Armin turned to look out the window again. "Yes," he said. His voice trembled and cracked. He gripped the window sill. "Th-that's precisely what I've done. I'm so sorry, Jean."
"That's sick, Armin! I can't believe you'd... that's so sick." Jean's face burned like the surface of his little wood stove. "You're sick." His stomach twisted itself into a complicated knot. "Why couldn't you just talk to me?" He demanded, knowing it made him a hypocrite.
"You might've arrested me."
"That's better than some sort of head game, and using your body like that! I can't believe you'd really do that! Is that the kind of person you are now?"
"I'm definitely a terrible person," Armin whimpered. "You're right, it's sick, what I've done. I don't blame you for hating me."
"What the fuck, Armin. I can't believe you'd stoop so low. Those injuries weren't fake, either. Getting someone to beat the piss out of you just for the sake of a lie, that's insane."
"Are you disappointed I don't really have feelings for you?" Armin asked. Something in his tone echoed false in Jean's ears.
Jean crossed the room, grasping Armin's shoulders. Armin didn't resist.
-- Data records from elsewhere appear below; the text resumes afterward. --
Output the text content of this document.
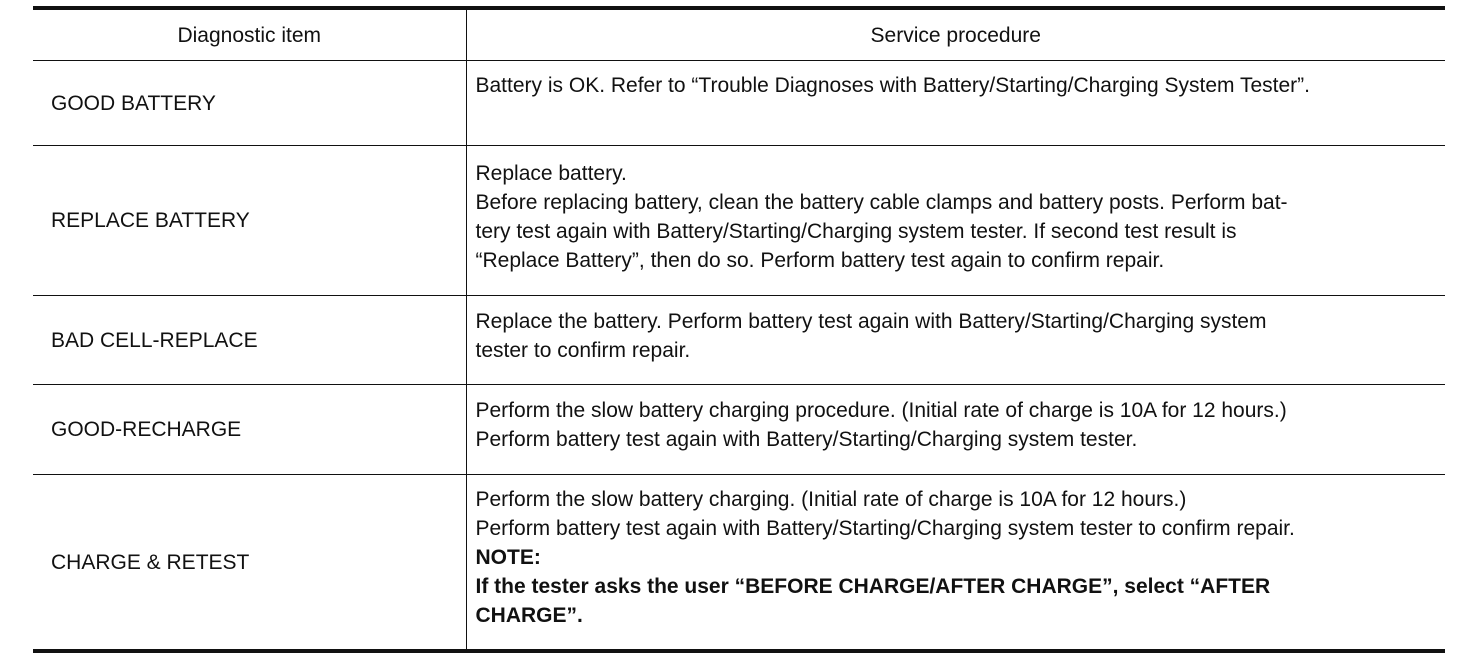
Diagnostic item	Service procedure
GOOD BATTERY	Battery is OK. Refer to “Trouble Diagnoses with Battery/Starting/Charging System Tester”.

REPLACE BATTERY	Replace battery.
Before replacing battery, clean the battery cable clamps and battery posts. Perform bat-
tery test again with Battery/Starting/Charging system tester. If second test result is
“Replace Battery”, then do so. Perform battery test again to confirm repair.

BAD CELL-REPLACE	Replace the battery. Perform battery test again with Battery/Starting/Charging system
tester to confirm repair.

GOOD-RECHARGE	Perform the slow battery charging procedure. (Initial rate of charge is 10A for 12 hours.)
Perform battery test again with Battery/Starting/Charging system tester.

CHARGE & RETEST	Perform the slow battery charging. (Initial rate of charge is 10A for 12 hours.)
Perform battery test again with Battery/Starting/Charging system tester to confirm repair.
NOTE:
If the tester asks the user “BEFORE CHARGE/AFTER CHARGE”, select “AFTER
CHARGE”.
He let Jean turn him around.
"You're not crying," Jean said, brushing Armin's cheek with his fingertips.
"I don't always cry," Armin said stubbornly, flinching away.
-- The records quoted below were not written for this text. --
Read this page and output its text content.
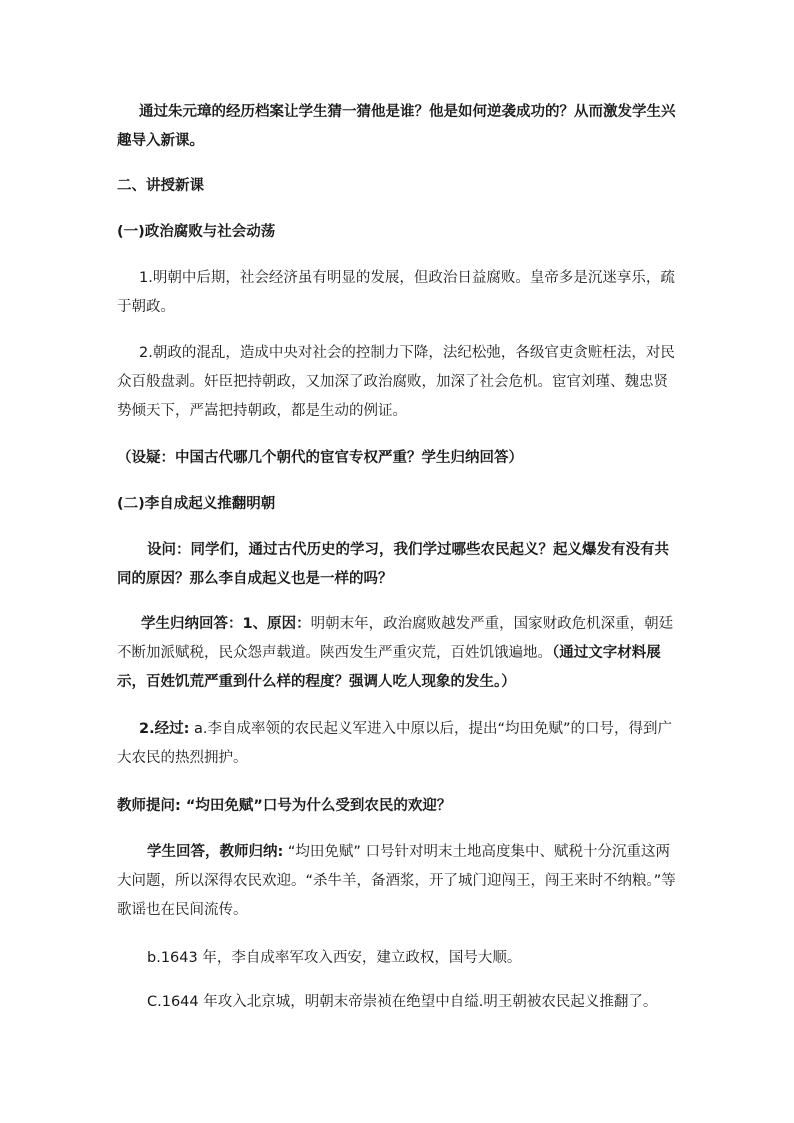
通过朱元璋的经历档案让学生猜一猜他是谁？他是如何逆袭成功的？从而激发学生兴趣导入新课。

二、讲授新课

(一)政治腐败与社会动荡

1.明朝中后期，社会经济虽有明显的发展，但政治日益腐败。皇帝多是沉迷享乐，疏于朝政。

2.朝政的混乱，造成中央对社会的控制力下降，法纪松弛，各级官吏贪赃枉法，对民众百般盘剥。奸臣把持朝政，又加深了政治腐败，加深了社会危机。宦官刘瑾、魏忠贤势倾天下，严嵩把持朝政，都是生动的例证。

（设疑：中国古代哪几个朝代的宦官专权严重？学生归纳回答）

(二)李自成起义推翻明朝

设问：同学们，通过古代历史的学习，我们学过哪些农民起义？起义爆发有没有共同的原因？那么李自成起义也是一样的吗？

学生归纳回答：1、原因：明朝末年，政治腐败越发严重，国家财政危机深重，朝廷不断加派赋税，民众怨声载道。陕西发生严重灾荒，百姓饥饿遍地。（通过文字材料展示，百姓饥荒严重到什么样的程度？强调人吃人现象的发生。）

2.经过: a.李自成率领的农民起义军进入中原以后，提出“均田免赋”的口号，得到广大农民的热烈拥护。

教师提问: “均田免赋”口号为什么受到农民的欢迎？

学生回答，教师归纳: “均田免赋” 口号针对明末土地高度集中、赋税十分沉重这两大问题，所以深得农民欢迎。“杀牛羊，备酒浆，开了城门迎闯王，闯王来时不纳粮。”等歌谣也在民间流传。

b.1643 年，李自成率军攻入西安，建立政权，国号大顺。

C.1644 年攻入北京城，明朝末帝崇祯在绝望中自缢.明王朝被农民起义推翻了。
"No," Jean said, "But I think you would now. I'm taking you in."
"No, please, you can't arrest me. I'll do whatever you want!" Armin placed his hands on Jean's hips. Jean recoiled, almost gagged, but Armin kept talking. "If you quiet and join up with me, you can have me every night, in every way you could possibly imagine. Please don't arrest me."
"Why the hell would I want something like that from you, under these circumstances?!" Jean shoved Armin away.
"If you're planning to stick with the Military Police, you might as well get used to the benefits, right?"
"No! No way!" Jean noticed the movement of Marlow and his 3d gear on the roof across the street. Had he grown tired of waiting and decided to go back to work?
There came a great boom loud enough to rattle the windows.
Armin blurted, "Never mind, you can arrest me now!"
"Did you really think you could win me over after you helped with something like this? Shit!" Jean opened the window and leaned out. A black column of smoke rose into the sky. That would be the barracks or the offices a few blocks away, possibly both and the entire block they sat on without enough fire fighting equipment.
"I never thought I could win you over," Armin said. "I just didn't want you to die even if you picked the wrong side. I haven't been able to talk them out of it, but..."
"I gotta go help them," Jean ran for the door, but paused at the sound of Armin's voice.
"Before," Armin said, looking pale, pinched and small. "I was just stalling. I had to be sure it would be over--"
"If I see you again," Jean interrupted, "It's my duty arrest you."
"I know," Armin said.
Jean ran without looking back.
It was nearly dawn by the time Jean returned to his apartment, smelling of smoke and death. He found the space predictably empty and cold. The bread and cheese were worse for wear from having been left out, but Jean found a bottle of sparkling wine in the basket along with the wilting daisies. He uncorked it with his pocket knife and drank straight from the bottle, leaning back in his chair and putting his feet on the table.
Also in the basket was a small, neatly-made book with a leather cover.
Inside was written
Just below, in newer, smudged ink, Armin wrote, I wanted to see you for my own reasons, and I needed to make sure I could keep you away during their attack. My own side of the rebellion has a very different approach.
The book itself had nothing written on the outside, but inside the title page was printed A Case For Historia Reiss.